Rise of Escape Rooms
Talk about paying for an experience: escape rooms are popping up everywhere! They are a physical adventure game in which players (usually groups of 4-8 people) are given a set time limit to decode clues and solve puzzles and riddles in order to escape a locked, windowless room. There is even a Jewish escape room right here in Midwood equipped with a King David Room and Rashi Room. Being trapped in a claustrophobic room and having to pay $25-30 to get out may not sound like fun, but obviously many think it is. As of 2017, escape rooms have boomed to about 2,000 rooms across the U.S. What is the appeal, you ask? Well, besides for giving you a unique format of spending quality time with friends and family, they also offer participants a chance to test their analytical thinking and puzzle-solving skills.

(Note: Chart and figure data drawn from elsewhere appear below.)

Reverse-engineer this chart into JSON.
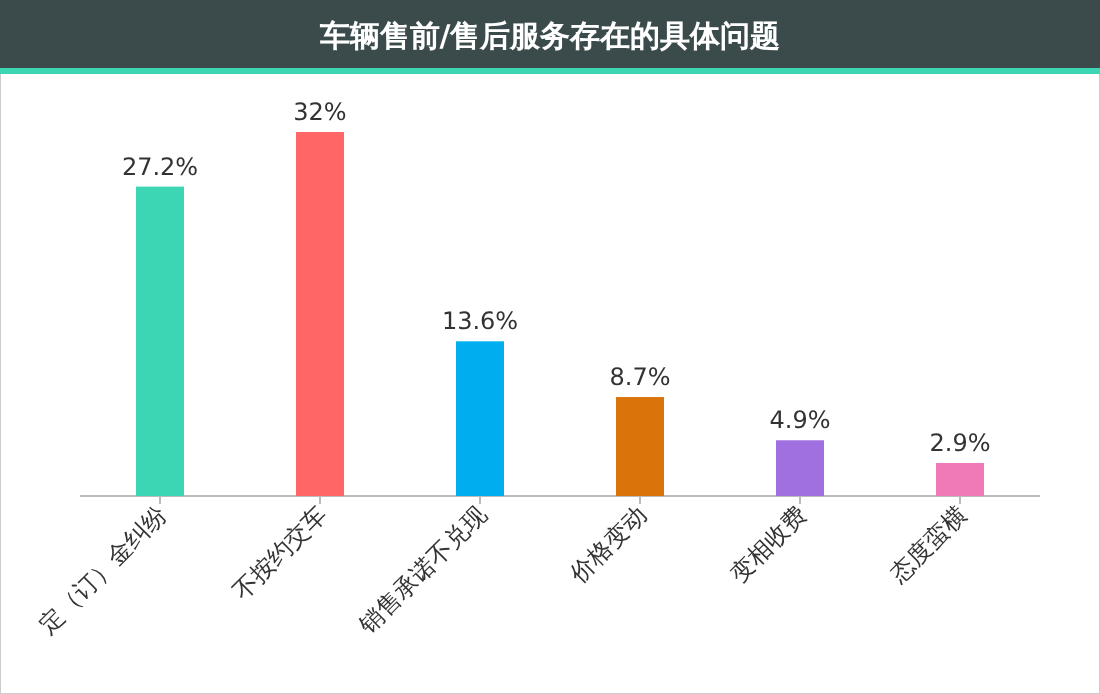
{
  "chart_data": {
    "type": "bar",
    "title": "车辆售前/售后服务存在的具体问题",
    "categories": [
      "定（订）金纠纷",
      "不按约交车",
      "销售承诺不兑现",
      "价格变动",
      "变相收费",
      "态度蛮横"
    ],
    "values": [
      27.2,
      32,
      13.6,
      8.7,
      4.9,
      2.9
    ],
    "colors": [
      "#3dd6b5",
      "#ff6666",
      "#00aeef",
      "#d9730a",
      "#a070e0",
      "#f07ab8"
    ],
    "value_labels": [
      "27.2%",
      "32%",
      "13.6%",
      "8.7%",
      "4.9%",
      "2.9%"
    ]
  }
}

Factor in the adrenaline rush, which is fueled by a faux-high-stakes game concluding with a photo-op finish, and it is no wonder why escape rooms have become American’s newest, favorite pastime.
You Have to Pay for That?
Here is a list of acts that we today pay good money for while our grandparents would shake their heads and ask: They’re not paying you, but you are paying them?
Rock climbing: We pay to be holstered to a safety belt, so we can climb a wall while grabbing onto mounted, multicolored rocks and cones as we hold on for dear life as we sweat and struggle to reach the top of an artificial mountain.
Pumpkin or fruit picking: Get charged admission to walk through a pumpkin patch or farmer’s field and schlep 10 pound pumpkins or climb ladders to fill baskets of apples from trees, which you will then have to weigh and pay to take home.
Cook: No longer a common daily domestic chore, now you can be charged to sit through a tutorial on how to prepare a meal and then be expected to pay to cook and eat what you’ve just made whether it comes out good or bad.
Paint: It used to be you commissioned a professional artist to paint a specific picture of your liking so you can then use it to adorn your walls, but now the tables have been turned. The painter is telling you how and what to paint, and YOU are paying them for the guidance.
Dig Dirt: There are actually places (like Diggerland) where you have to pay money to haul dirt and debris while operating a bulldozer.